A nouveau, elle envoya le mail dans sa corbeille et décida d’éteindre son ordinateur. Elle avait besoin d’une pause. Elle s’installa dans son fauteuil favori, avec un plaid sur les genoux ce qui attira immanquablement Grenouille, son chat noir à longs poils qui affectionnait particulièrement de se lover sur les genoux de son humaine de compagnie lorsqu’elle lisait. Elle ouvrit son roman et poursuivit sa lecture commencée quelques jours plus tôt.
Mais, elle dut se rendre à l’évidence. Son cerveau n’enregistrait pas le moindre mot. Après avoir relu trois fois le même paragraphe, elle se résolut à arrêter.

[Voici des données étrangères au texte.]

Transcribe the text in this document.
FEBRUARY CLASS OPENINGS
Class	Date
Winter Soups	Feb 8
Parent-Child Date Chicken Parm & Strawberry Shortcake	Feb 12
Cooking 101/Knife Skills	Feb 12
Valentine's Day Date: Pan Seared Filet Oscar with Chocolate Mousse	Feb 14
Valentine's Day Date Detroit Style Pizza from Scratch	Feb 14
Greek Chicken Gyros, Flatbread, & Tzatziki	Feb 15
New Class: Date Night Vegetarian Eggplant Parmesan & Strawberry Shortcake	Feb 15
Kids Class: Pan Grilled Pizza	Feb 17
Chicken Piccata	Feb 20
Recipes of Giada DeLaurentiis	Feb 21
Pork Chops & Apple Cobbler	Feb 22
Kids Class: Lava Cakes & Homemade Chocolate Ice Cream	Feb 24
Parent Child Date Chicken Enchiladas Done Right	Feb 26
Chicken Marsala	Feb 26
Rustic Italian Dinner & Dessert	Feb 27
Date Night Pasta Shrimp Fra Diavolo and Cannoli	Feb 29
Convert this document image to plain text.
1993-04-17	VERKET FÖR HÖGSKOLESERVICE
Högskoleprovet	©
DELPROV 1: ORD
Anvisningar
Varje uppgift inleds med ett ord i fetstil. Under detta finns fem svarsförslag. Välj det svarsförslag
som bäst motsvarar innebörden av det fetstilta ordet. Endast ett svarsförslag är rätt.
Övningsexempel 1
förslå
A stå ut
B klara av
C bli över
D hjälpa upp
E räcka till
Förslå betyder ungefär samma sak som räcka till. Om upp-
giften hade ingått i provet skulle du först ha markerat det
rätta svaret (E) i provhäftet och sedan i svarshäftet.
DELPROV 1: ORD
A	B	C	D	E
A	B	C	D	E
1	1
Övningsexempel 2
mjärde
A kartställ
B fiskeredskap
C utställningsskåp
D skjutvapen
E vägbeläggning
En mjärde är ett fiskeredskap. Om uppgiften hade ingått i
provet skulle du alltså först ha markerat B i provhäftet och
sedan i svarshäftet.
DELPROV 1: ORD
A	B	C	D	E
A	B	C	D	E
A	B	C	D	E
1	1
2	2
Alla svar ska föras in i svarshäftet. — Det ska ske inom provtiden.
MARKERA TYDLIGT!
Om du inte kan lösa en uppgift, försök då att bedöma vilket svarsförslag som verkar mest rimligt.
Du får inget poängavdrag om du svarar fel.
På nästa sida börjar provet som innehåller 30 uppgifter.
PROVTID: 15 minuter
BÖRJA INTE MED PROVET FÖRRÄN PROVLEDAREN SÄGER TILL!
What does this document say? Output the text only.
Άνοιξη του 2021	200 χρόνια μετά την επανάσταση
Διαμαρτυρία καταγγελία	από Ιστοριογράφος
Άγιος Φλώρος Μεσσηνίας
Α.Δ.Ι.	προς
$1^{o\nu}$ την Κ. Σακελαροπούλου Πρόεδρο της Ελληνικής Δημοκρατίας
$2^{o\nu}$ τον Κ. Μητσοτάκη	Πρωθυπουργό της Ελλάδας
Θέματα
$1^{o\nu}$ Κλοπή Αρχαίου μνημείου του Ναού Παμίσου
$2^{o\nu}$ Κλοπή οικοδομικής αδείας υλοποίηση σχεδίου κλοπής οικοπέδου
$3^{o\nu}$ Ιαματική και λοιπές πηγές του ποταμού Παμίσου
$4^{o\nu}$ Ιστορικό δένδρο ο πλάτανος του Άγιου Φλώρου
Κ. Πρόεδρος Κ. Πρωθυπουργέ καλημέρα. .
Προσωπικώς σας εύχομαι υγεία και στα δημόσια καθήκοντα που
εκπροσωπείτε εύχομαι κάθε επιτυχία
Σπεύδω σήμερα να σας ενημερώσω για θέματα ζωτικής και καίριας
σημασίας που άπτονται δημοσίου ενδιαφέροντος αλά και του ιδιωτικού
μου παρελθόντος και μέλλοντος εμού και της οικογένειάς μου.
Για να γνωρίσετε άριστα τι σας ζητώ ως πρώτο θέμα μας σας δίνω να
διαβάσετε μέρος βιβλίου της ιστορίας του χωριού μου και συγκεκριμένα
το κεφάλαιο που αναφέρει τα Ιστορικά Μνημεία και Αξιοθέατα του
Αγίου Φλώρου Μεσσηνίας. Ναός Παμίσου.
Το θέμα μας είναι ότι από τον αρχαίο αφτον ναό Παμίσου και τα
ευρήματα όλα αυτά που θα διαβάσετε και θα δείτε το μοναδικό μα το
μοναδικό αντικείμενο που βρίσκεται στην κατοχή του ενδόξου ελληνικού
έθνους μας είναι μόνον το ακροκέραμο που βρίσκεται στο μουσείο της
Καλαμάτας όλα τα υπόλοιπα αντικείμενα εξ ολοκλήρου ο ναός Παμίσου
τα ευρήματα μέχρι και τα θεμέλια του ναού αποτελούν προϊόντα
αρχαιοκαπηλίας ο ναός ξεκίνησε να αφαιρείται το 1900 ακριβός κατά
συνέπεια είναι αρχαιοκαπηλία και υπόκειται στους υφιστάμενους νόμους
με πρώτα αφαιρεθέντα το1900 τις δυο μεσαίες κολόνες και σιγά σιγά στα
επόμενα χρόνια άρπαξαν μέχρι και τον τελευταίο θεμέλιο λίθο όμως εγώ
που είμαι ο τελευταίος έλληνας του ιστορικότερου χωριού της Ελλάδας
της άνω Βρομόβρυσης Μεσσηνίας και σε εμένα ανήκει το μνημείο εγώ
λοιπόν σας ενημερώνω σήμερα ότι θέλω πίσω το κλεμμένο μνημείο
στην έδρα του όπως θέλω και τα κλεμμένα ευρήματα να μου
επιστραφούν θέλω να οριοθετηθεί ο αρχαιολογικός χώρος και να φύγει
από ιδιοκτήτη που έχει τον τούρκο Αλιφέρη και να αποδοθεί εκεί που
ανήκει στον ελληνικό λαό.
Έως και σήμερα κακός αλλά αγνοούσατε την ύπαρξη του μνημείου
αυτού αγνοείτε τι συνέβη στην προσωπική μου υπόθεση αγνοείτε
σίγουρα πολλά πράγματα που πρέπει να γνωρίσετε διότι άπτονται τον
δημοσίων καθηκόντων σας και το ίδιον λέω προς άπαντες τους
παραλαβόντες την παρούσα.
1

Elle caressa Grenouille qui ronronnait de plaisir. Elle laissa son regard divaguer sur le parterre de fleurs qui ornait son jardin sans même essayer de suivre le fil de ses pensées qui continuaient à se bousculer dans sa tête.
Elle se réveilla quelques heures plus tard, les muscles endoloris d’être restés trop longtemps dans la même position.
Grenouille était toujours installé sur ses genoux mais s’étira puis sauta promptement au sol dès qu’elle se mit à bouger.
La nuit était bien avancée. Son horloge indiquait 2h48. Elle décida de se blottir dans ses draps sans tarder et s’échappa rapidement dans un sommeil lourd dont elle émergea au petit matin.
La citation de la veille l’avait hantée toute la nuit. Ses rêves en avaient été empreints. Mais après quelques minutes, elle ne s’en souvenait déjà plus.
Emma sentit son estomac gargouiller. Elle s’était endormie sans manger et son corps se rappelait à son bon souvenir. Elle attrappa un sachet de pain, du beurre et du fromage et se fit un petit déjeuner comme elle les aimait.
Aujourd’hui, elle n’avait rien prévu de particulier, si ce n’était prendre soin d’elle et profiter de sa belle demeure.
Cependant, les mails de la veille ne cessaient de lui revenir en tête.
» Il y a deux choses qui abrègent la vie : la folie et la méchanceté «
Elle ne savait qu’en faire. Elle ne voulait pas vérifier sur sa boîte mail si elle en avait reçu un troisième. Elle savait que cette information ne lui servirait pas à grand chose.
Elle chassa ses sombres pensées de son esprit pour se concentrer sur de jolies choses.
Après sa douche matinale, elle jardina un peu. Elle occupa sa journée de toute une série d’activités qui lui faisaient le plus grand bien : méditation, lecture, soins. La journée touchait à sa fin et elle se prépara une tasse de chocolat chaud à déguster devant sa série du moment : Fringe.
Elle se dirigeait vers son canapé moêlleux lorsqu’elle fut plongée dans un souvenir d’enfance. En un instant, c’était comme si elle avait à nouveau six ans. Sa mère venait de lui tendre un chocolat chaud et son père avait vu dans ce geste la preuve d’un complot visant à le tuer. Il était entré dans une rage folle et avait tenté de frapper sa fille à coup de pelle.
Emma cligna des yeux et se retrouva à nouveau dans son salon. Elle était adulte, ici et maintenant. Elle tremblait comme une feuille. Son pyjama et le sol était maculés de chocolat chaud et d’éclat de faïence. Elle se rendit compte qu’elle avait du lâcher sa tasse lorsqu’elle avait plongé dans son souvenir, bien mlagré elle.
Comme une automate, elle prit soin de rammasser tous les éclats, de laver le sol et de se changer.
Elle n’avait aucun souvenir de cette scène, quelques instants plus tôt. Mais, à présent, elle se rappelait du moindre détail. C’était l’une des premières fois que son père réagissait aussi violemment. A partir de ce jour-là, plus rien n’avait plus jamais été comme avant.
Jusqu’au jour où il s’était donné la mort. Emma avait alors seize ans.
Lorsqu’elle s’installa enfin dans son canapé, elle fut surprise de sentir ses joues humides. Elle pleurait. Son père lui manquait. Oh, pas cet homme violent. Non. Celui qu’il était avant ça. Avant la maladie. Avant la folie. Et la méchanceté.
Etait-ce ça qui l’avait amené à abréger sa vie en se donnant la mort ?
Nul ne le saurait jamais. Il n’avait pas laissé de lettre avant de mourir. Il avait seulement décidé, un jour, que la vie n’en valait plus la peine. Et Emma avait du apprendre à vivre sans lui.